Online Account Access
The Order requires carriers to password-protect online access to CPNI. Carriers are prohibited from relying on "readily available biographical information" or "account information" to authenticate a customer's identity before a customer accesses CPNI online. The Order indicates that "readily available biographical information" includes such things as the customer's Social Security number, or the last four digits of that number; mother's maiden name; home address; or date of birth, and "account information" includes such things as account number or any component thereof, the telephone number associated with the account, or amount of last bill.
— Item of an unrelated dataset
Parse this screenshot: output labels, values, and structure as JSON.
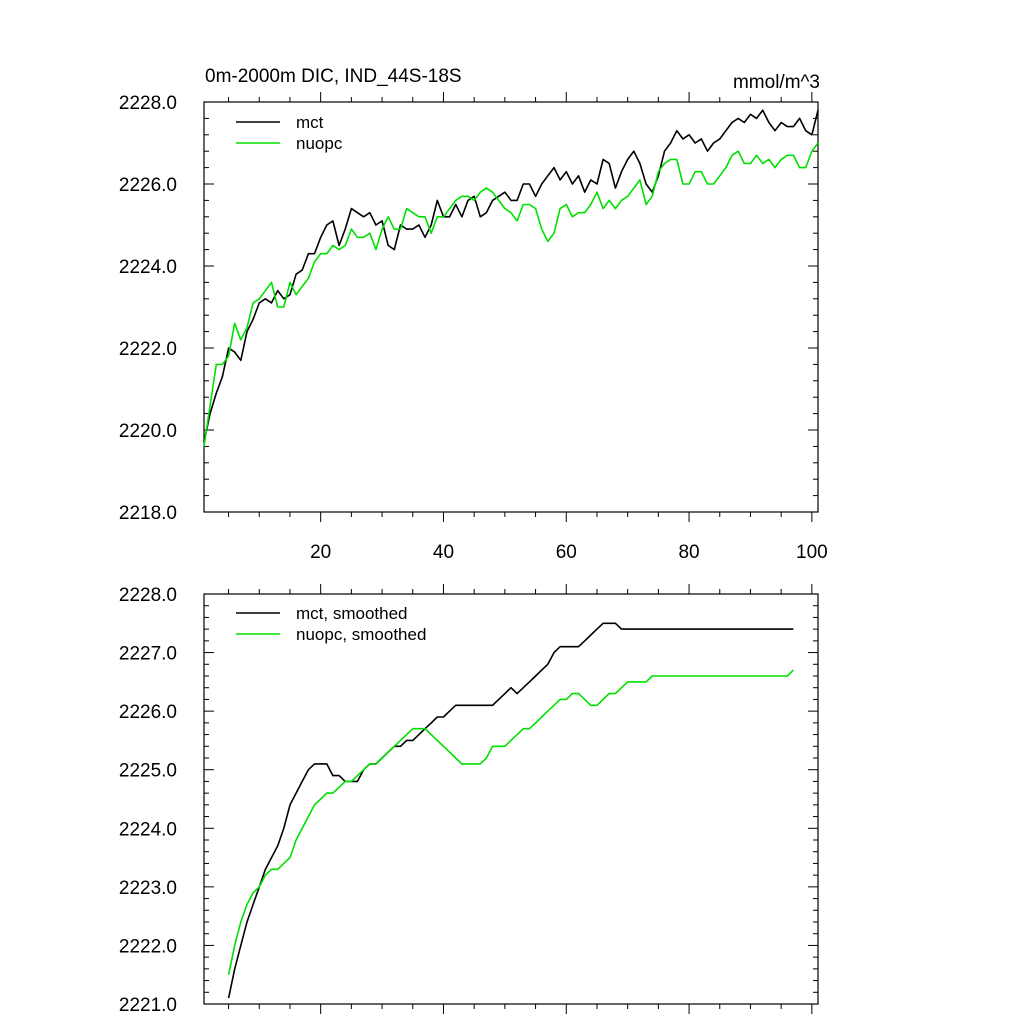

Requiring authentication of existing customers without using "readily available biographical information" or "account information" significantly limits carriers' authentication options. The Commission's proposed means of authentication—calling a customer at the telephone number of record or sending a PIN via voicemail or text message to the telephone number of record—may prove too complicated or time consuming for customers seeking to complete routine transactions.
Enforcement Policy. The Commission indicates that in enforcement proceedings it will infer from evidence of unauthorized disclosures of CPNI that reasonable precautions to safeguard CPNI were not taken.
The inference that pretexting has occurred by itself, therefore indicating a carrier has not taken reasonable precautions to protect CPNI, shifts the burden to the carrier to prove it should not be subject to sanction whenever pretexting—third-party theft of carrier-controlled data—is detected. The Commission requires carriers to detect and report pretexting, but may also fine them for doing so.
The new rules will take effect six months after Office of Management and Budget approval, which will be announced by Commission public notice. The Order also contains a Further Notice of Proposed Rulemaking seeking comment on additional CPNI safeguards, as well as whether the Commission should adopt rules to ensure that CPNI is removed from discarded or refurbished mobile devices. Comments are due 30 days, and replies 60 days, after Federal Register publication.